O resultado disso é que as próprias mulheres consideram machista a "programação feminina" da TV, segundo estudo feito com 378 mulheres pela CPM - Market Research para a ONG TVer.
A insatisfação acontece porque os programas têm praticamente a mesma fórmula há décadas. Segundo Oriana White, diretora do instituto de pesquisa, as entrevistadas reclamam que faltam produções mais elaboradas.
"A maioria está presa a sofás e a conversas intermináveis, que transformam os programas femininos em atrações chatas e pobres. As donas-de-casa têm uma sofisticação visual elevada, pedindo outro tipo de programa, mais elaborado, rápido, multidisciplinar e interativo", afirma ela.
Na pesquisa, declarações de entrevistadas mostram a insatisfação das telespectadoras: "Programa de mulher em geral é um saco. Ficam cozinhando, falando um monte de bobagem. Não informam sobre economia e história".
Segundo a pesquisa, 76% das mulheres acham que a programação atual não atende adequadamente suas necessidades. As entrevistadas também vêem a TV como um veículo que impõe modismos, estimula o consumo e exibe a mulher como um objeto sexual.
Outra reclamação frequente é quanto ao horário dos programas femininos, que vão ao ar geralmente pela manhã ou à tarde, de modo que as mulheres que trabalham se sentem excluídas.
Se a programação feminina da TV fosse a única fonte de informação para as mulheres, elas seriam hoje iguais às dos anos 50, as "Amélias", aquelas que só se preocupam em lavar, passar, cozinhar, arrumar a casa e servir o marido.
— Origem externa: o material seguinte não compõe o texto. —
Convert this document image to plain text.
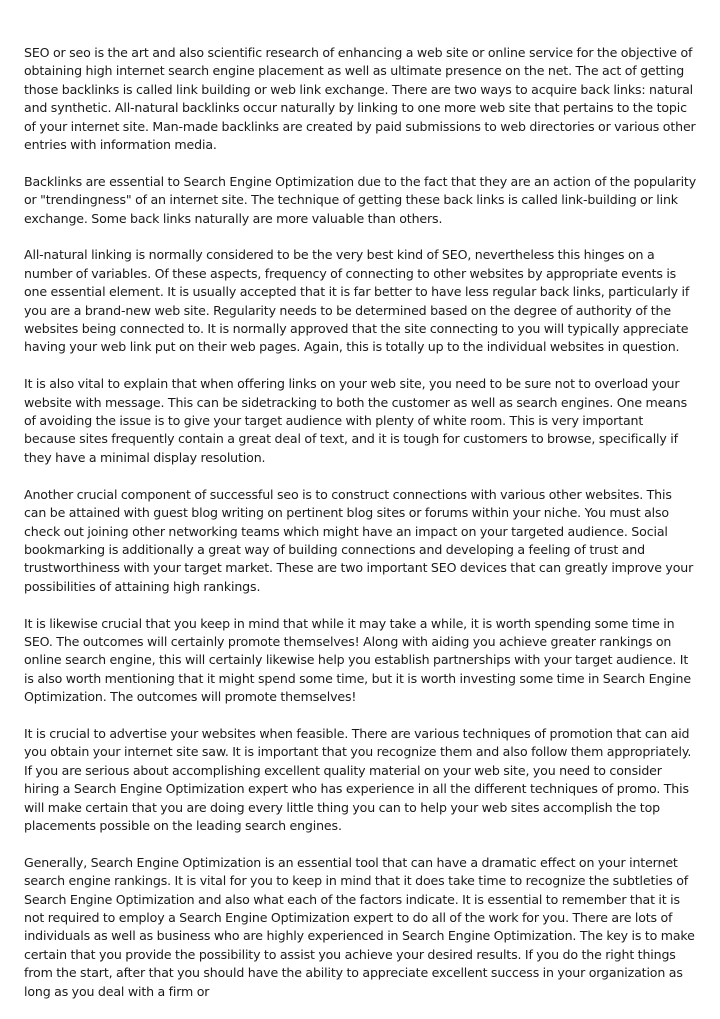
SEO or seo is the art and also scientific research of enhancing a web site or online service for the objective of obtaining high internet search engine placement as well as ultimate presence on the net. The act of getting those backlinks is called link building or web link exchange. There are two ways to acquire back links: natural and synthetic. All-natural backlinks occur naturally by linking to one more web site that pertains to the topic of your internet site. Man-made backlinks are created by paid submissions to web directories or various other entries with information media.

Backlinks are essential to Search Engine Optimization due to the fact that they are an action of the popularity or "trendingness" of an internet site. The technique of getting these back links is called link-building or link exchange. Some back links naturally are more valuable than others.

All-natural linking is normally considered to be the very best kind of SEO, nevertheless this hinges on a number of variables. Of these aspects, frequency of connecting to other websites by appropriate events is one essential element. It is usually accepted that it is far better to have less regular back links, particularly if you are a brand-new web site. Regularity needs to be determined based on the degree of authority of the websites being connected to. It is normally approved that the site connecting to you will typically appreciate having your web link put on their web pages. Again, this is totally up to the individual websites in question.

It is also vital to explain that when offering links on your web site, you need to be sure not to overload your website with message. This can be sidetracking to both the customer as well as search engines. One means of avoiding the issue is to give your target audience with plenty of white room. This is very important because sites frequently contain a great deal of text, and it is tough for customers to browse, specifically if they have a minimal display resolution.

Another crucial component of successful seo is to construct connections with various other websites. This can be attained with guest blog writing on pertinent blog sites or forums within your niche. You must also check out joining other networking teams which might have an impact on your targeted audience. Social bookmarking is additionally a great way of building connections and developing a feeling of trust and trustworthiness with your target market. These are two important SEO devices that can greatly improve your possibilities of attaining high rankings.

It is likewise crucial that you keep in mind that while it may take a while, it is worth spending some time in SEO. The outcomes will certainly promote themselves! Along with aiding you achieve greater rankings on online search engine, this will certainly likewise help you establish partnerships with your target audience. It is also worth mentioning that it might spend some time, but it is worth investing some time in Search Engine Optimization. The outcomes will promote themselves!

It is crucial to advertise your websites when feasible. There are various techniques of promotion that can aid you obtain your internet site saw. It is important that you recognize them and also follow them appropriately. If you are serious about accomplishing excellent quality material on your web site, you need to consider hiring a Search Engine Optimization expert who has experience in all the different techniques of promo. This will make certain that you are doing every little thing you can to help your web sites accomplish the top placements possible on the leading search engines.

Generally, Search Engine Optimization is an essential tool that can have a dramatic effect on your internet search engine rankings. It is vital for you to keep in mind that it does take time to recognize the subtleties of Search Engine Optimization and also what each of the factors indicate. It is essential to remember that it is not required to employ a Search Engine Optimization expert to do all of the work for you. There are lots of individuals as well as business who are highly experienced in Search Engine Optimization. The key is to make certain that you provide the possibility to assist you achieve your desired results. If you do the right things from the start, after that you should have the ability to appreciate excellent success in your organization as long as you deal with a firm or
Preocupados com isso -mas não muito-, é com base em pesquisas que os diretores dos programas femininos tentam introduzir inovações e torná-los menos machistas, mais adaptados a uma mulher mais moderna e atual. "Estamos colocando quadros novos no programa para dar agilidade. As principais mudanças foram a saída do artesanato inútil, que não gera negócios, e a reformulação do quadro de culinária, que agora é voltado para dar dinheiro", afirma Silvio Alimari, gerente-geral de operações e produção da Gazeta, que exibe diariamente o programa "Mulheres".
Alimari admite, porém, que o matutino "Pra Você" ainda é bem "machista". "Lá, reunimos o que não está no "Mulheres': merchandising, culinária e dicas de economia doméstica. Não há artistas."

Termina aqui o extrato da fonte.